Hadoop Important Commands
All Hadoop commands are executed using the $HADOOP_HOME/bin/hadoop command. Running the Hadoop script without any arguments displays a description of all commands.
Usage − hadoop [--config confdir] COMMAND
The table below outlines the available options along with their descriptions.
| Option | Description |
|---|---|
| namenode -format | Formats the DFS filesystem. |
| secondarynamenode | Runs the DFS secondary namenode. |
| namenode | Runs the DFS namenode. |
| datanode | Runs a DFS datanode. |
| dfsadmin | Runs a DFS admin client. |
| mradmin | Runs a Map-Reduce admin client. |
| fsck | Runs a DFS filesystem checking utility. |
| fs | Runs a generic filesystem user client. |
| balancer | Runs a cluster balancing utility. |
| oiv | Applies the offline fsimage viewer to an fsimage. |
| fetchdt | Fetches a delegation token from the NameNode. |
| jobtracker | Runs the MapReduce job Tracker node. |
| pipes | Runs a Pipes job. |
| tasktracker | Runs a MapReduce task Tracker node. |
| historyserver | Runs job history servers as a standalone daemon. |
| job | Manipulates the MapReduce jobs. |
| queue | Gets information regarding JobQueues. |
| version | Prints the version. |
| jar <jar> | Runs a jar file. |
| distcp <srcurl> <desturl> | Copies file or directories recursively. |
| distcp2 <srcurl> <desturl> | DistCp version 2. |
| archive -archiveName NAME -p <parent path> <src>* <dest> | Creates a hadoop archive. |
| classpath | Prints the class path needed to get the Hadoop jar and the required libraries. |
| daemonlog | Get/Set the log level for each daemon |
How to Interact with MapReduce Jobs -
Usage − hadoop job [GENERIC_OPTIONS]
The following are the Generic Options available in a Hadoop job.
| COMMAND | Description |
|---|---|
| -submit <job-file> | Submits the job. |
| -status <job-id> | Prints the map and reduce completion percentage and all job counters. |
| -counter <job-id> <group-name> <countername> | Prints the counter value. |
| -kill <job-id> | Kills the job. |
| -events <job-id> <fromevent-#> <#-of-events> | Prints the events' details received by jobtracker for the given range. |
| -history [all] <jobOutputDir> - history < jobOutputDir> | Prints job details, failed and killed tip details.
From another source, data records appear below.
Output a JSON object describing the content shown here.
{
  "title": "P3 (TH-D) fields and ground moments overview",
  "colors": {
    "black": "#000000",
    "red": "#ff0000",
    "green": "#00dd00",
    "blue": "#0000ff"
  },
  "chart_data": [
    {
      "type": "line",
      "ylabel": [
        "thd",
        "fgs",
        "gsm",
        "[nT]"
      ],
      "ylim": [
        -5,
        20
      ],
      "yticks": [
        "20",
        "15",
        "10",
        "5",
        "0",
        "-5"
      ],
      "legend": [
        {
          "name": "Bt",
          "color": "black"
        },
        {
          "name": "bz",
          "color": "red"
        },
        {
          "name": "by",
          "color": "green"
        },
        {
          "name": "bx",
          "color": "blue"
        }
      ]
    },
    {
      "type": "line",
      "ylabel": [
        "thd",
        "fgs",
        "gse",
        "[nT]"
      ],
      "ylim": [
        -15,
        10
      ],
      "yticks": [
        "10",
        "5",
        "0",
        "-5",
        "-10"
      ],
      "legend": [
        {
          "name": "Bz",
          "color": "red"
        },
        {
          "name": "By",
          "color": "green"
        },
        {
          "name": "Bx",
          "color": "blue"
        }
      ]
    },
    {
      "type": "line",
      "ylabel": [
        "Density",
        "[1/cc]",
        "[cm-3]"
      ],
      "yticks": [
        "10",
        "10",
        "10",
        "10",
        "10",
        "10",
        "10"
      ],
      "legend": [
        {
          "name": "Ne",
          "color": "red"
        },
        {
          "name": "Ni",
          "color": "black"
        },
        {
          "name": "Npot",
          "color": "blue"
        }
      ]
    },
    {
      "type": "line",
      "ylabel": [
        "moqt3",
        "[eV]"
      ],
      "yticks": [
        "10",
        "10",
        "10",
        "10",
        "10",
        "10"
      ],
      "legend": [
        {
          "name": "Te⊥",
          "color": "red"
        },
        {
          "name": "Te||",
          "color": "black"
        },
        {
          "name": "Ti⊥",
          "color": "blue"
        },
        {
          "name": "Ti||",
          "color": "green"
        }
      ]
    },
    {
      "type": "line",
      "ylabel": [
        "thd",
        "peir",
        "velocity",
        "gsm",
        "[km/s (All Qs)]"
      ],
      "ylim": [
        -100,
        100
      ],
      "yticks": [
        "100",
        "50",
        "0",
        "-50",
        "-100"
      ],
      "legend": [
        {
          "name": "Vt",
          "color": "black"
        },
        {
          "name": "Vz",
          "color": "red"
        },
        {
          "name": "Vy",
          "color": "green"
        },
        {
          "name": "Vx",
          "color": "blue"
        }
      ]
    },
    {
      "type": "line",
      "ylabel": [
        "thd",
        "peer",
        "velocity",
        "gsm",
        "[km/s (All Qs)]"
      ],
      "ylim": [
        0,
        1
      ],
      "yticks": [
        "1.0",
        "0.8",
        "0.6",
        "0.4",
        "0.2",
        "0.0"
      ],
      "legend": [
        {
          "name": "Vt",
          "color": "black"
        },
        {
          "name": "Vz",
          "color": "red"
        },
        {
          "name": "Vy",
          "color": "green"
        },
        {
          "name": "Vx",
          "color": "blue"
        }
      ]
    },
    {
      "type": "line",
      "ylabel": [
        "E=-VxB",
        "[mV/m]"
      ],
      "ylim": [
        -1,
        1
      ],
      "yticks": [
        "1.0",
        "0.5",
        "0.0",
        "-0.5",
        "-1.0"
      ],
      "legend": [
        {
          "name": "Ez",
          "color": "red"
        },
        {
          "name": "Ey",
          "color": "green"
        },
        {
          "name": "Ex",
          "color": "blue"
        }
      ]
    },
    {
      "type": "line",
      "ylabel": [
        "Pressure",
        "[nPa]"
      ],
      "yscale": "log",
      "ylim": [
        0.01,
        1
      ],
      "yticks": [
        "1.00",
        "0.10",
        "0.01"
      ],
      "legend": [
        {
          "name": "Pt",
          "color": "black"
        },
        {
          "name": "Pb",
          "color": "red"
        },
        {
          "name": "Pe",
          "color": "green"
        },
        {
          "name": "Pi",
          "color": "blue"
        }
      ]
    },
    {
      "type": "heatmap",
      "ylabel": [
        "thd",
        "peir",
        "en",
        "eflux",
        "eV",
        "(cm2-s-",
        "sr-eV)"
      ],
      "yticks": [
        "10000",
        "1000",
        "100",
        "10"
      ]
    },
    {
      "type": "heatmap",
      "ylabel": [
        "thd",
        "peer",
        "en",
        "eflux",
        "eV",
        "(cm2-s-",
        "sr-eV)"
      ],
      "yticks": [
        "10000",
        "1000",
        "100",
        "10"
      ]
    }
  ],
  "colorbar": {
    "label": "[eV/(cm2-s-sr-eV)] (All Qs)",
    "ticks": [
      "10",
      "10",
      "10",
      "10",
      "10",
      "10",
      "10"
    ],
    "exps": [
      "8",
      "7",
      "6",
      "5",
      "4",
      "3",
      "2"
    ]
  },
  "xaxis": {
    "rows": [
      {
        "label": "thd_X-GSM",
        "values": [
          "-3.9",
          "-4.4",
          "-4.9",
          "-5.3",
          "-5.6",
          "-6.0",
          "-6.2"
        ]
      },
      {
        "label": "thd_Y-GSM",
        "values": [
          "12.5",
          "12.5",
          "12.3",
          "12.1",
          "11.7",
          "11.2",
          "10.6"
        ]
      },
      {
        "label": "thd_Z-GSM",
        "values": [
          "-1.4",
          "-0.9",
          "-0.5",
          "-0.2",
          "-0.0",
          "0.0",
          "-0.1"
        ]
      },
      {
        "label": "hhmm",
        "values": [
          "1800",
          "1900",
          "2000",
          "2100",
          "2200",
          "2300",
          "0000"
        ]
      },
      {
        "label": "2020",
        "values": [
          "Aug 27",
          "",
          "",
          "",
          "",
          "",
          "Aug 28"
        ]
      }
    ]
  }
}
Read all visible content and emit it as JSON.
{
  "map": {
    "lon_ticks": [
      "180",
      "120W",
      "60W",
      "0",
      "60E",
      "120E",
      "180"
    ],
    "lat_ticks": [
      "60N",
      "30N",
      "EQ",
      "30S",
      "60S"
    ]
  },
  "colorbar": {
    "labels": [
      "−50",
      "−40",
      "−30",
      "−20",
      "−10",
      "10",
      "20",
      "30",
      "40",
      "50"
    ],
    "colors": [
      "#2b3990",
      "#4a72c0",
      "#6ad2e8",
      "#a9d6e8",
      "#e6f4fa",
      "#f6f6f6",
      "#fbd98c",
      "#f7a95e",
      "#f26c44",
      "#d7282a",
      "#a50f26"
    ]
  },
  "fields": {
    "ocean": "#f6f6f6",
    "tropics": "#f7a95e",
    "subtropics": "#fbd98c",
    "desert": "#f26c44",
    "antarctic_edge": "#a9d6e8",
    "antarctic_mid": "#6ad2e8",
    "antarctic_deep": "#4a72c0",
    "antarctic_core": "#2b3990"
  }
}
More details about the job such as successful tasks and task attempts made for each task can be viewed by specifying the [all] option. |
| -list[all] | Displays all jobs. -list displays only jobs which are yet to complete. |
| -kill-task <task-id> | Kills the task. Killed tasks are NOT counted against failed attempts. |
| -fail-task <task-id> | Fails the task. Failed tasks are counted against failed attempts. |
| -set-priority <job-id> <priority> | Changes the priority of the job. Allowed priority values are VERY_HIGH, HIGH, NORMAL, LOW, VERY_LOW |
| $HADOOP_HOME/bin/hadoop job -kill <JOB-ID> | To kill the job |
| $HADOOP_HOME/bin/hadoop job -history <DIR-NAME> | To see the history of job output-dir |
| $HADOOP_HOME/bin/hadoop job -status <JOB-ID> | To see the status of job |